Par Timotheegerardin
Le goût de l'invisible - Au-delà, de Clint Eastwood
Après un décevant Invictus, où l’on a vu le classicisme flirter avec un certain consensualisme mollasson, il est très agréable de voir Clint Eastwood renouer avec cette persévérante audace qui fait le charme de sa filmographie.
Dans les films catastrophe, le tsunami arrive en général à la fin, après le crescendo des signes annonciateurs. Dans Au-delà – comme dans la réalité – c’est l’inverse qui se produit. Tout commence par le tsunami, venu prendre les hommes dans leur vie quotidienne, un peu à la manière des habitants de Pompéi.
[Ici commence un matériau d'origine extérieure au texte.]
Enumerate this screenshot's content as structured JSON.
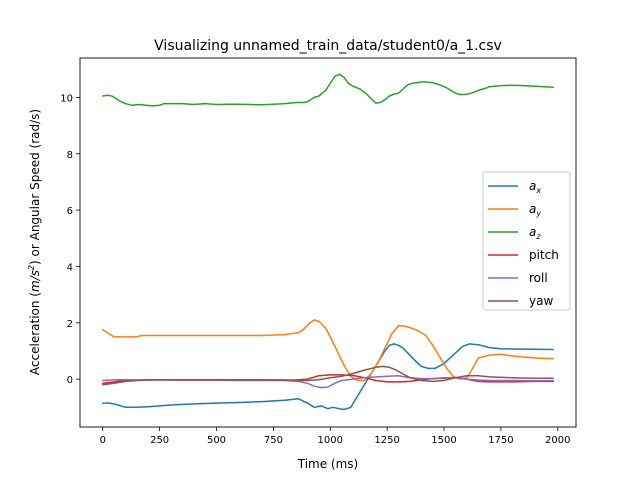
{
  "chart_data": {
    "type": "line",
    "title": "Visualizing unnamed_train_data/student0/a_1.csv",
    "xlabel": "Time (ms)",
    "ylabel_parts": [
      "Acceleration (",
      "m/s",
      "2",
      ") or Angular Speed (rad/s)"
    ],
    "xlim": [
      -100,
      2080
    ],
    "ylim": [
      -1.7,
      11.4
    ],
    "xticks": [
      0,
      250,
      500,
      750,
      1000,
      1250,
      1500,
      1750,
      2000
    ],
    "yticks": [
      0,
      2,
      4,
      6,
      8,
      10
    ],
    "grid": false,
    "legend_position": "center-right",
    "series": [
      {
        "name": "a_x",
        "label_base": "a",
        "label_sub": "x",
        "color": "#1f77b4",
        "x": [
          0,
          30,
          60,
          100,
          150,
          200,
          250,
          300,
          400,
          500,
          600,
          700,
          800,
          860,
          900,
          930,
          960,
          990,
          1010,
          1040,
          1060,
          1090,
          1120,
          1150,
          1180,
          1210,
          1240,
          1260,
          1280,
          1300,
          1320,
          1350,
          1380,
          1400,
          1430,
          1460,
          1500,
          1540,
          1580,
          1610,
          1650,
          1700,
          1750,
          1800,
          1900,
          1980
        ],
        "y": [
          -0.85,
          -0.85,
          -0.9,
          -1.0,
          -1.0,
          -0.98,
          -0.95,
          -0.92,
          -0.88,
          -0.85,
          -0.83,
          -0.8,
          -0.75,
          -0.7,
          -0.85,
          -1.0,
          -0.95,
          -1.05,
          -1.0,
          -1.05,
          -1.08,
          -1.0,
          -0.6,
          -0.2,
          0.2,
          0.6,
          1.0,
          1.2,
          1.25,
          1.2,
          1.1,
          0.85,
          0.6,
          0.45,
          0.38,
          0.38,
          0.55,
          0.85,
          1.15,
          1.25,
          1.22,
          1.12,
          1.08,
          1.07,
          1.06,
          1.05
        ]
      },
      {
        "name": "a_y",
        "label_base": "a",
        "label_sub": "y",
        "color": "#ff7f0e",
        "x": [
          0,
          20,
          50,
          80,
          120,
          150,
          170,
          200,
          250,
          300,
          400,
          500,
          600,
          700,
          800,
          860,
          880,
          910,
          930,
          950,
          980,
          1000,
          1030,
          1060,
          1090,
          1120,
          1150,
          1180,
          1210,
          1240,
          1270,
          1300,
          1330,
          1360,
          1390,
          1420,
          1450,
          1480,
          1510,
          1540,
          1570,
          1600,
          1620,
          1650,
          1700,
          1750,
          1800,
          1900,
          1980
        ],
        "y": [
          1.75,
          1.65,
          1.5,
          1.5,
          1.5,
          1.5,
          1.55,
          1.55,
          1.55,
          1.55,
          1.55,
          1.55,
          1.55,
          1.55,
          1.58,
          1.65,
          1.75,
          2.0,
          2.1,
          2.05,
          1.8,
          1.5,
          1.0,
          0.5,
          0.1,
          -0.05,
          -0.05,
          0.2,
          0.6,
          1.1,
          1.6,
          1.9,
          1.88,
          1.8,
          1.7,
          1.55,
          1.2,
          0.8,
          0.4,
          0.1,
          0.0,
          0.05,
          0.3,
          0.75,
          0.85,
          0.88,
          0.82,
          0.75,
          0.72
        ]
      },
      {
        "name": "a_z",
        "label_base": "a",
        "label_sub": "z",
        "color": "#2ca02c",
        "x": [
          0,
          20,
          40,
          60,
          80,
          100,
          130,
          160,
          190,
          220,
          250,
          270,
          300,
          350,
          400,
          450,
          500,
          550,
          600,
          650,
          700,
          750,
          800,
          850,
          880,
          900,
          930,
          950,
          980,
          1000,
          1020,
          1040,
          1060,
          1080,
          1100,
          1130,
          1160,
          1180,
          1200,
          1220,
          1240,
          1260,
          1280,
          1300,
          1320,
          1340,
          1360,
          1380,
          1400,
          1420,
          1450,
          1480,
          1510,
          1540,
          1560,
          1580,
          1600,
          1620,
          1650,
          1680,
          1700,
          1750,
          1800,
          1850,
          1900,
          1980
        ],
        "y": [
          10.05,
          10.08,
          10.05,
          9.95,
          9.85,
          9.78,
          9.72,
          9.75,
          9.72,
          9.7,
          9.72,
          9.78,
          9.78,
          9.78,
          9.75,
          9.78,
          9.75,
          9.76,
          9.76,
          9.75,
          9.74,
          9.76,
          9.78,
          9.82,
          9.82,
          9.85,
          10.0,
          10.05,
          10.25,
          10.5,
          10.75,
          10.82,
          10.72,
          10.5,
          10.4,
          10.3,
          10.12,
          9.95,
          9.8,
          9.82,
          9.92,
          10.05,
          10.12,
          10.15,
          10.3,
          10.45,
          10.5,
          10.52,
          10.55,
          10.55,
          10.52,
          10.45,
          10.35,
          10.2,
          10.12,
          10.1,
          10.12,
          10.15,
          10.25,
          10.32,
          10.38,
          10.42,
          10.43,
          10.42,
          10.4,
          10.36
        ]
      },
      {
        "name": "pitch",
        "label": "pitch",
        "color": "#d62728",
        "x": [
          0,
          50,
          100,
          200,
          300,
          400,
          500,
          600,
          700,
          800,
          850,
          900,
          950,
          1000,
          1050,
          1100,
          1150,
          1200,
          1250,
          1300,
          1350,
          1400,
          1450,
          1500,
          1550,
          1600,
          1650,
          1700,
          1800,
          1900,
          1980
        ],
        "y": [
          -0.15,
          -0.1,
          -0.05,
          -0.02,
          -0.03,
          -0.03,
          -0.03,
          -0.02,
          -0.03,
          -0.03,
          -0.03,
          0.0,
          0.12,
          0.15,
          0.15,
          0.13,
          0.05,
          -0.05,
          -0.1,
          -0.1,
          -0.08,
          -0.02,
          0.02,
          0.03,
          0.05,
          0.0,
          -0.08,
          -0.1,
          -0.1,
          -0.08,
          -0.08
        ]
      },
      {
        "name": "roll",
        "label": "roll",
        "color": "#9467bd",
        "x": [
          0,
          50,
          100,
          200,
          300,
          400,
          500,
          600,
          700,
          800,
          860,
          900,
          930,
          960,
          990,
          1020,
          1050,
          1100,
          1150,
          1200,
          1250,
          1300,
          1350,
          1400,
          1450,
          1500,
          1550,
          1600,
          1650,
          1700,
          1800,
          1900,
          1980
        ],
        "y": [
          -0.05,
          -0.02,
          -0.02,
          -0.03,
          -0.03,
          -0.04,
          -0.04,
          -0.05,
          -0.05,
          -0.05,
          -0.08,
          -0.15,
          -0.25,
          -0.3,
          -0.28,
          -0.15,
          -0.05,
          0.0,
          0.05,
          0.08,
          0.1,
          0.12,
          0.05,
          0.02,
          0.02,
          0.05,
          0.05,
          0.0,
          -0.03,
          -0.05,
          -0.05,
          -0.06,
          -0.06
        ]
      },
      {
        "name": "yaw",
        "label": "yaw",
        "color": "#8c564b",
        "x": [
          0,
          50,
          100,
          150,
          200,
          250,
          300,
          400,
          500,
          600,
          700,
          800,
          850,
          900,
          950,
          1000,
          1050,
          1100,
          1150,
          1200,
          1230,
          1260,
          1290,
          1320,
          1350,
          1400,
          1450,
          1500,
          1550,
          1600,
          1650,
          1700,
          1800,
          1900,
          1980
        ],
        "y": [
          -0.2,
          -0.15,
          -0.08,
          -0.05,
          -0.03,
          -0.02,
          -0.02,
          -0.02,
          -0.02,
          -0.02,
          -0.02,
          -0.03,
          -0.05,
          -0.05,
          -0.02,
          0.05,
          0.1,
          0.2,
          0.32,
          0.42,
          0.45,
          0.42,
          0.32,
          0.18,
          0.05,
          -0.05,
          -0.08,
          -0.05,
          0.05,
          0.12,
          0.12,
          0.08,
          0.05,
          0.03,
          0.03
        ]
      }
    ]
  }
}
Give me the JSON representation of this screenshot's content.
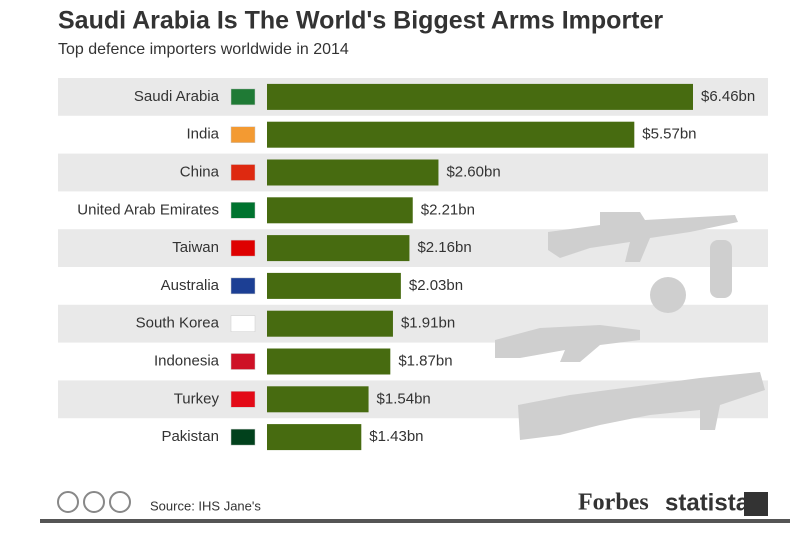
{
  "chart_data": {
    "type": "bar",
    "orientation": "horizontal",
    "title": "Saudi Arabia Is The World's Biggest Arms Importer",
    "subtitle": "Top defence importers worldwide in 2014",
    "categories": [
      "Saudi Arabia",
      "India",
      "China",
      "United Arab Emirates",
      "Taiwan",
      "Australia",
      "South Korea",
      "Indonesia",
      "Turkey",
      "Pakistan"
    ],
    "values": [
      6.46,
      5.57,
      2.6,
      2.21,
      2.16,
      2.03,
      1.91,
      1.87,
      1.54,
      1.43
    ],
    "value_labels": [
      "$6.46bn",
      "$5.57bn",
      "$2.60bn",
      "$2.21bn",
      "$2.16bn",
      "$2.03bn",
      "$1.91bn",
      "$1.87bn",
      "$1.54bn",
      "$1.43bn"
    ],
    "color": "#476b10"
  },
  "footer": {
    "source": "Source: IHS Jane's",
    "brand1": "Forbes",
    "brand2": "statista"
  }
}
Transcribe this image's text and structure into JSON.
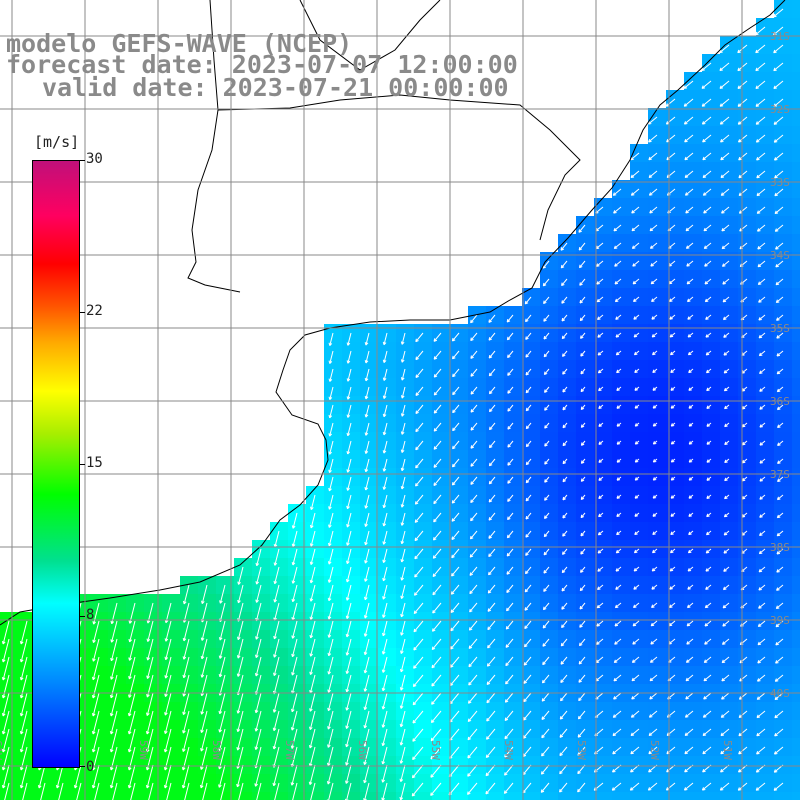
{
  "title": {
    "line1": "modelo GEFS-WAVE (NCEP)",
    "line2": "forecast date: 2023-07-07 12:00:00",
    "line3": "valid date: 2023-07-21 00:00:00"
  },
  "colorbar": {
    "unit": "[m/s]",
    "ticks": [
      "30",
      "22",
      "15",
      "8",
      "0"
    ],
    "tick_values": [
      30,
      22,
      15,
      8,
      0
    ],
    "range": [
      0,
      30
    ]
  },
  "map": {
    "lat_labels": [
      "31S",
      "32S",
      "33S",
      "34S",
      "35S",
      "36S",
      "37S",
      "38S",
      "39S",
      "40S"
    ],
    "lon_labels": [
      "61W",
      "60W",
      "59W",
      "58W",
      "57W",
      "56W",
      "55W",
      "54W",
      "53W",
      "52W",
      "51W"
    ],
    "field_variable": "wind speed (m/s) with direction arrows",
    "colors": {
      "calm": "#0000ff",
      "moderate": "#00ffff",
      "strong": "#00ff00",
      "grid": "#888888"
    }
  }
}
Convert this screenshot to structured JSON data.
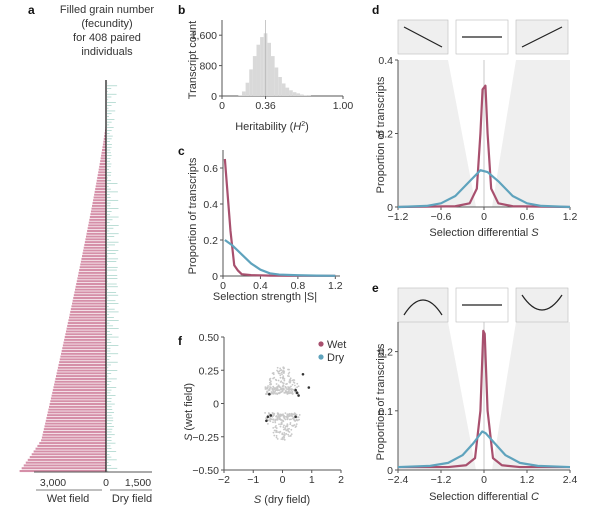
{
  "colors": {
    "wet": "#a8506e",
    "wet_bar": "#d58fa8",
    "dry": "#5fa3bd",
    "axis": "#555555",
    "hist": "#d9d9d9",
    "shade": "#efefef",
    "scatter_gray": "#c8c8c8",
    "scatter_dark": "#333333"
  },
  "chart_data": [
    {
      "panel": "a",
      "type": "bar",
      "title": "Filled grain number (fecundity) for 408 paired individuals",
      "title_lines": [
        "Filled grain number",
        "(fecundity)",
        "for 408 paired",
        "individuals"
      ],
      "n_individuals": 408,
      "left_axis": {
        "label": "Wet field",
        "ticks": [
          "3,000",
          "0"
        ],
        "max": 3500
      },
      "right_axis": {
        "label": "Dry field",
        "ticks": [
          "0",
          "1,500"
        ],
        "max": 1500
      },
      "series": [
        {
          "name": "Wet field",
          "description": "sorted ascending from top; rises to ~3,500 at bottom"
        },
        {
          "name": "Dry field",
          "description": "scattered small values mostly < 600"
        }
      ]
    },
    {
      "panel": "b",
      "type": "bar",
      "title": "",
      "xlabel": "Heritability (H²)",
      "ylabel": "Transcript count",
      "xticks": [
        "0",
        "0.36",
        "1.00"
      ],
      "yticks": [
        "0",
        "800",
        "1,600"
      ],
      "xlim": [
        0,
        1.0
      ],
      "ylim": [
        0,
        2000
      ],
      "marker_line": 0.36,
      "bins": [
        0.15,
        0.18,
        0.21,
        0.24,
        0.27,
        0.3,
        0.33,
        0.36,
        0.39,
        0.42,
        0.45,
        0.48,
        0.51,
        0.54,
        0.57,
        0.6,
        0.63,
        0.66,
        0.69,
        0.72
      ],
      "values": [
        20,
        120,
        350,
        700,
        1050,
        1350,
        1550,
        1650,
        1400,
        1050,
        750,
        500,
        330,
        220,
        150,
        100,
        70,
        40,
        20,
        10
      ]
    },
    {
      "panel": "c",
      "type": "line",
      "xlabel": "Selection strength |S|",
      "ylabel": "Proportion of transcripts",
      "xticks": [
        "0",
        "0.4",
        "0.8",
        "1.2"
      ],
      "yticks": [
        "0",
        "0.2",
        "0.4",
        "0.6"
      ],
      "xlim": [
        0,
        1.25
      ],
      "ylim": [
        0,
        0.7
      ],
      "series": [
        {
          "name": "Wet",
          "x": [
            0.02,
            0.08,
            0.12,
            0.16,
            0.2,
            0.3,
            0.5,
            0.8,
            1.2
          ],
          "y": [
            0.65,
            0.25,
            0.06,
            0.03,
            0.01,
            0.005,
            0.002,
            0.001,
            0.001
          ]
        },
        {
          "name": "Dry",
          "x": [
            0.02,
            0.1,
            0.2,
            0.3,
            0.4,
            0.5,
            0.6,
            0.8,
            1.0,
            1.2
          ],
          "y": [
            0.2,
            0.17,
            0.12,
            0.07,
            0.035,
            0.015,
            0.008,
            0.004,
            0.002,
            0.001
          ]
        }
      ]
    },
    {
      "panel": "d",
      "type": "line",
      "xlabel": "Selection differential S",
      "ylabel": "Proportion of transcripts",
      "xticks": [
        "−1.2",
        "−0.6",
        "0",
        "0.6",
        "1.2"
      ],
      "yticks": [
        "0",
        "0.2",
        "0.4"
      ],
      "xlim": [
        -1.2,
        1.2
      ],
      "ylim": [
        0,
        0.4
      ],
      "insets": [
        "negative-linear",
        "flat",
        "positive-linear"
      ],
      "series": [
        {
          "name": "Wet",
          "x": [
            -1.2,
            -0.4,
            -0.2,
            -0.1,
            -0.05,
            -0.02,
            0.02,
            0.05,
            0.1,
            0.2,
            0.4,
            1.2
          ],
          "y": [
            0,
            0.002,
            0.01,
            0.05,
            0.2,
            0.32,
            0.33,
            0.2,
            0.05,
            0.01,
            0.002,
            0
          ]
        },
        {
          "name": "Dry",
          "x": [
            -1.2,
            -0.8,
            -0.6,
            -0.4,
            -0.2,
            -0.05,
            0.05,
            0.2,
            0.4,
            0.6,
            0.8,
            1.2
          ],
          "y": [
            0,
            0.003,
            0.01,
            0.03,
            0.07,
            0.1,
            0.095,
            0.07,
            0.03,
            0.01,
            0.003,
            0
          ]
        }
      ]
    },
    {
      "panel": "e",
      "type": "line",
      "xlabel": "Selection differential C",
      "ylabel": "Proportion of transcripts",
      "xticks": [
        "−2.4",
        "−1.2",
        "0",
        "1.2",
        "2.4"
      ],
      "yticks": [
        "0",
        "0.1",
        "0.2"
      ],
      "xlim": [
        -2.4,
        2.4
      ],
      "ylim": [
        0,
        0.25
      ],
      "insets": [
        "concave",
        "flat",
        "convex"
      ],
      "series": [
        {
          "name": "Wet",
          "x": [
            -2.4,
            -1.0,
            -0.5,
            -0.25,
            -0.1,
            -0.02,
            0.02,
            0.1,
            0.25,
            0.5,
            1.0,
            2.4
          ],
          "y": [
            0.005,
            0.005,
            0.008,
            0.02,
            0.1,
            0.235,
            0.23,
            0.1,
            0.02,
            0.008,
            0.005,
            0.005
          ]
        },
        {
          "name": "Dry",
          "x": [
            -2.4,
            -1.5,
            -1.0,
            -0.6,
            -0.3,
            -0.05,
            0.05,
            0.3,
            0.6,
            1.0,
            1.5,
            2.4
          ],
          "y": [
            0.005,
            0.007,
            0.012,
            0.025,
            0.045,
            0.065,
            0.062,
            0.045,
            0.025,
            0.012,
            0.007,
            0.005
          ]
        }
      ]
    },
    {
      "panel": "f",
      "type": "scatter",
      "xlabel": "S (dry field)",
      "ylabel": "S (wet field)",
      "xticks": [
        "−2",
        "−1",
        "0",
        "1",
        "2"
      ],
      "yticks": [
        "−0.50",
        "−0.25",
        "0",
        "0.25",
        "0.50"
      ],
      "xlim": [
        -2,
        2
      ],
      "ylim": [
        -0.5,
        0.5
      ],
      "legend": [
        {
          "name": "Wet",
          "color_key": "wet"
        },
        {
          "name": "Dry",
          "color_key": "dry"
        }
      ],
      "legend_position": "top-right",
      "highlight_points": [
        {
          "x": 0.7,
          "y": 0.22
        },
        {
          "x": 0.9,
          "y": 0.12
        },
        {
          "x": 0.45,
          "y": 0.1
        },
        {
          "x": 0.55,
          "y": 0.06
        },
        {
          "x": -0.45,
          "y": 0.07
        },
        {
          "x": 0.5,
          "y": 0.08
        },
        {
          "x": -0.5,
          "y": -0.1
        },
        {
          "x": -0.55,
          "y": -0.13
        },
        {
          "x": -0.4,
          "y": -0.09
        },
        {
          "x": 0.45,
          "y": -0.1
        }
      ]
    }
  ]
}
Marie, la journaliste française jouée par Cécile de France, est elle-même emportée et voit littéralement la mort. De la silhouette de cette femme se débattant dans l’eau aux ombres dans la lumière qu’elle voit au moment de mourir, il y a comme une continuité esthétique qui déteint sur l’ensemble du film. Les héros de cet Au-delà seront des êtres frôlés par la mort et figés par elle dans un état spectral.
Mis à part les quelques intrusions du paranormal, sous forme de visions plutôt sobres, l’au-delà se déploie dans le film comme un impératif de mise en scène. Eastwood semble avoir fait ce constat de phénoménologue que la mort peut aider à éclairer la vie. L’imminence ou le souvenir d’événements tragiques est un excellent prétexte pour nous montrer d’un œil neuf les choses les plus simples : la solitude d’un homme, l’amour de deux jeunes garçons pour leur mère, le déclin d’une relation amoureuse....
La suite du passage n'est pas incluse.